Sony confirmed today that the upcoming console is actually called PlayStation 5. Although the new system has not been fully introduced, the company has discussed some of what you can expect from the revised PS5 controller.
As part of its new design, Sony has thrown away the controller's traditional rumble hardware and opted instead for a new haptic feedback technology. The company claims that the feel provides a broader range of feedback that can be so widely differentiated that players have a sense of different game textures, such as: When walking through grass or mud. With its new haptic configuration, Sony feels different than when a race car crashes against a wall than when you attack someone on a soccer field.

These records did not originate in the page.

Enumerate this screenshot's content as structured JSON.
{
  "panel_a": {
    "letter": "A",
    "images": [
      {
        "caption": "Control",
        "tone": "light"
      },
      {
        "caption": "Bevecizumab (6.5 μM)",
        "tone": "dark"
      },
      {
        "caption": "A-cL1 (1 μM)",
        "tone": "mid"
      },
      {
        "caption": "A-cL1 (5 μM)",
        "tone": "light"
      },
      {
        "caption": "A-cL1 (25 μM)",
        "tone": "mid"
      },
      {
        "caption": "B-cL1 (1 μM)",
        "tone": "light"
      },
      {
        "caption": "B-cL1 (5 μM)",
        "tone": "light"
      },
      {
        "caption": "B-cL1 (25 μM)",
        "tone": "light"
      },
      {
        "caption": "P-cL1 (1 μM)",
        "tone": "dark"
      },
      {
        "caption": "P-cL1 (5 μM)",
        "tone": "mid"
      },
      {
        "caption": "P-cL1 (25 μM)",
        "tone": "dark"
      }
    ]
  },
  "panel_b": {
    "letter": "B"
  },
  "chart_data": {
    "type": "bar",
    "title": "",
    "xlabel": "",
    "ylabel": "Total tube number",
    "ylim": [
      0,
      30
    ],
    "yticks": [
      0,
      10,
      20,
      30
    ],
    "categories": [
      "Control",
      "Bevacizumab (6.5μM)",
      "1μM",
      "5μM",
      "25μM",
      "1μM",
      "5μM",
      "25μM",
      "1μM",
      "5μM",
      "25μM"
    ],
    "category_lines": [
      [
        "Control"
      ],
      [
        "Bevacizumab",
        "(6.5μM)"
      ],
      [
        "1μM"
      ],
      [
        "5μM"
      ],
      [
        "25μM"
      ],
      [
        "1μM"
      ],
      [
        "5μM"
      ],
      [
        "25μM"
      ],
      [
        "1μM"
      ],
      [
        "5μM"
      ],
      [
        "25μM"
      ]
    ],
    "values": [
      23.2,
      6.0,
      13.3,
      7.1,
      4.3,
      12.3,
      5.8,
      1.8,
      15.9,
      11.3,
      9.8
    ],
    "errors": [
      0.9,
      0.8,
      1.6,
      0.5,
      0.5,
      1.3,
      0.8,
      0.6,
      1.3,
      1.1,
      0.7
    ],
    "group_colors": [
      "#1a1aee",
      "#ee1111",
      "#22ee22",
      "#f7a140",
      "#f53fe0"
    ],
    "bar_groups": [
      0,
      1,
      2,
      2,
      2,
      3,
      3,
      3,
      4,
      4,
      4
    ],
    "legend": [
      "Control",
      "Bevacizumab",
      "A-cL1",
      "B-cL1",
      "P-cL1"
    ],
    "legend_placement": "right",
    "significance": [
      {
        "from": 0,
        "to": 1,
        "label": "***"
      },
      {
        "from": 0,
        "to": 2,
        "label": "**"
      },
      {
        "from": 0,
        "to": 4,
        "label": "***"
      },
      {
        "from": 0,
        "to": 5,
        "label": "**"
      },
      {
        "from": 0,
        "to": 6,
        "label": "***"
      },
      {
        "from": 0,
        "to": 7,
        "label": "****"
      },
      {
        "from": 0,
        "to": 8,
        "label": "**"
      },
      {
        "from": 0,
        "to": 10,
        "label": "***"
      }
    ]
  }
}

The PlayStation 5 controller has replaced not only the old rumble hardware with new haptic technology, but also a so-called "adaptive trigger". These are located on the L2 and R2 keys and allow developers to program custom resistance levels for the triggers. For example, Sony suggests that the adaptive triggers could improve the player's immersion by providing unique tactile feedback, such as when pulling a bow and arrow or when accelerating over rocky terrain in a vehicle.
Wired Magazine has just released some practical information about the PlayStation 5 and its redesigned controller. According to this author, the controller has been successful in delivering "unique ̵
Other nuggets from Wired's cover include using USB-C to connect and charge the PS5 controller and PS5 controller a little harder than the DualShock 4, but slightly lighter than the current Xbox controller with batteries inside. Much of the focus on the Wired article was on the PS5's SSD and GPU-accelerated ray-tracing technology, which is one of a number of other enhancements to today's PS4 and PS4 Pro. In addition to deleting these details, Sony has confirmed that the PS5 will be delivered during the 2020 holidays.